IAB Gets Rich: Releases Guidelines to Standardize Rich Media Ad Units


The Interactive Advertising Bureau has released an update on Rich Media Ad Units as well as added a couple of units to the standard advertising creatives.


A lot of innovative efforts, majorly driven by some BIG players to provide promotional solutions to their advertisers has now been stamped standard with the IAB’s latest update. So, we have the page flip at the right corner, in-video advertising, expandable and retreating ads (like in MSN & Rediff), transitionals that Ad Brite used to pitch a lot earlier and others are all included with minimum standards specs added to them in the update.

According to IAB,


“…these guidelines are intended to provide the industry with a lowest common denominator for creative specifications. Compliance with these guidelines means that a publisher accepts these specs as a minimum and is entitled to keep specifications to these minimums, or exceed them, at their sole discretion.”


Rich Media itself is defined by the IAB as “advertisements with which users can interact (as opposed to solely animation and excluding click-through functionality) in a web page format” and “may appear in ad formats such as banners and buttons as well as transitionals and various over-the-page units such as floating ads, page take-overs and tear-backs.


Another important aspect of the update is fixing the standard to maintain CPU usage at an optimum level. Rich media applications are usually animation and multiple process driven and hence are CPU intensive. IAB has taken the initiative to fix the maximum level of animation at 18 frames a second.



Click here to see the complete chart of ad units recommendations


Standards on web advertising have often gone for a toss and the fact that there are no individual market specific organizations defining standards itself was a hamper. The need, therefore, was for IAB to strengthen its scope and reach out to a lot more publishers. This update certainly looks at enabling a lot more publishers to function within the purview of what can be said to be an industry standard without risking innovative solutions to the back burner.

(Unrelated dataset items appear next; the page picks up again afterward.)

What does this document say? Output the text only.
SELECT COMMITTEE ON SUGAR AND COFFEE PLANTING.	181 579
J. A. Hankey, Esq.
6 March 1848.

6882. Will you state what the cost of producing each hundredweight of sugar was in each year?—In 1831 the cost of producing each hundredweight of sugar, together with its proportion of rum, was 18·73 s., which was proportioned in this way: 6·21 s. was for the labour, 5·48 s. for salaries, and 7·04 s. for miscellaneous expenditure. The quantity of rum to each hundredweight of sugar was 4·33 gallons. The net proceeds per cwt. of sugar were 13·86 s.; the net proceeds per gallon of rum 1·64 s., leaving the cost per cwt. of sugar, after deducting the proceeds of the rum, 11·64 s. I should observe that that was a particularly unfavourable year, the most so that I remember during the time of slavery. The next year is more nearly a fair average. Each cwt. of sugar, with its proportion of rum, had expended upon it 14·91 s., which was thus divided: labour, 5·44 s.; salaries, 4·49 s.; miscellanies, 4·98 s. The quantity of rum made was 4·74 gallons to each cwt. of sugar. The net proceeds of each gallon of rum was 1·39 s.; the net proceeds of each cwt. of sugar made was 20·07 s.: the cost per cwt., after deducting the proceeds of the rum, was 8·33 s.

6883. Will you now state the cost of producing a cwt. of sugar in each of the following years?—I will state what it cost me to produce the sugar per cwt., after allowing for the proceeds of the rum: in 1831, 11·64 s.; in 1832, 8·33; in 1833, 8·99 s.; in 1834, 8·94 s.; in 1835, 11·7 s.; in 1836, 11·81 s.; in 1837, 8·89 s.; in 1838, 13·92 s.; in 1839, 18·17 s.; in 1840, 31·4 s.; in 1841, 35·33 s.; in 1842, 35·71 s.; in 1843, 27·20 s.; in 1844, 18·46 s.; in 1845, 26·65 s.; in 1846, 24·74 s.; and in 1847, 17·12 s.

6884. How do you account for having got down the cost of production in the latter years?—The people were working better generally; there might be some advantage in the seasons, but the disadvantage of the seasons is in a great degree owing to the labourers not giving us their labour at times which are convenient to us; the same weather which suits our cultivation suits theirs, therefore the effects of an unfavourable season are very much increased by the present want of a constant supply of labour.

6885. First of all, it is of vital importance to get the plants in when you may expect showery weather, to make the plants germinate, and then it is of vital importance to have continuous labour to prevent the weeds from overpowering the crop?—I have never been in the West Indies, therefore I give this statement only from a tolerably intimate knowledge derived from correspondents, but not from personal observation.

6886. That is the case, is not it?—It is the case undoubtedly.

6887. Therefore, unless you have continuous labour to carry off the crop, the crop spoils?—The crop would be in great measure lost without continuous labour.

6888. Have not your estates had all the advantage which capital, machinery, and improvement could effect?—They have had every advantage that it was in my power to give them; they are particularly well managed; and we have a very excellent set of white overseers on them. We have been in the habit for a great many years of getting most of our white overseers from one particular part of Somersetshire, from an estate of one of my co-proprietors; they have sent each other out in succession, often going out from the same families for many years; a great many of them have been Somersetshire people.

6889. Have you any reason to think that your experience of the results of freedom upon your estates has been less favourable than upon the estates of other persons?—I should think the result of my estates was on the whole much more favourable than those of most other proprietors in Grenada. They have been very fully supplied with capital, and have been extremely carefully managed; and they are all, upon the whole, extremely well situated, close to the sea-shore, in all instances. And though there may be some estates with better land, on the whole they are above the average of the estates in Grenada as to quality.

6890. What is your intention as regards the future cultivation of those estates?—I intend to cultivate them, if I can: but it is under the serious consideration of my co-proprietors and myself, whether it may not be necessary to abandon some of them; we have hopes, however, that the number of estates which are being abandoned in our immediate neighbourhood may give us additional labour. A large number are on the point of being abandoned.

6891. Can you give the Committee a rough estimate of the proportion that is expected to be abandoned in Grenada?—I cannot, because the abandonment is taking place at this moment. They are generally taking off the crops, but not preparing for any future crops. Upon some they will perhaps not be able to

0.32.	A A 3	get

As a side note, they have also added two new ad units to the regular banner and contextual ad unit standards by including the, now popular, 300 x 100 rectangle and what I think is an irritating mode of advertising – the 720 x 300 pop under.


What the standards help is to let advertisers and agencies know about the kind of creatives that are acceptable and in use on the web. This saves their cost and help in planning campaigns better when compared to making separate creatives for each site they plan to use for advertising. With the amount of ad networks mushrooming all over, such standardization, especially of rich media creatives, was long due. Perhaps, each niche specific ad networks could come up with a standard solution in compliance with the IAB but customized to the demands and aberrations of their particular niche.


The biggest benefactor, of course, would be the advertisers in any case, while the irony being that their target audience has a general dislike for pestering advertisements.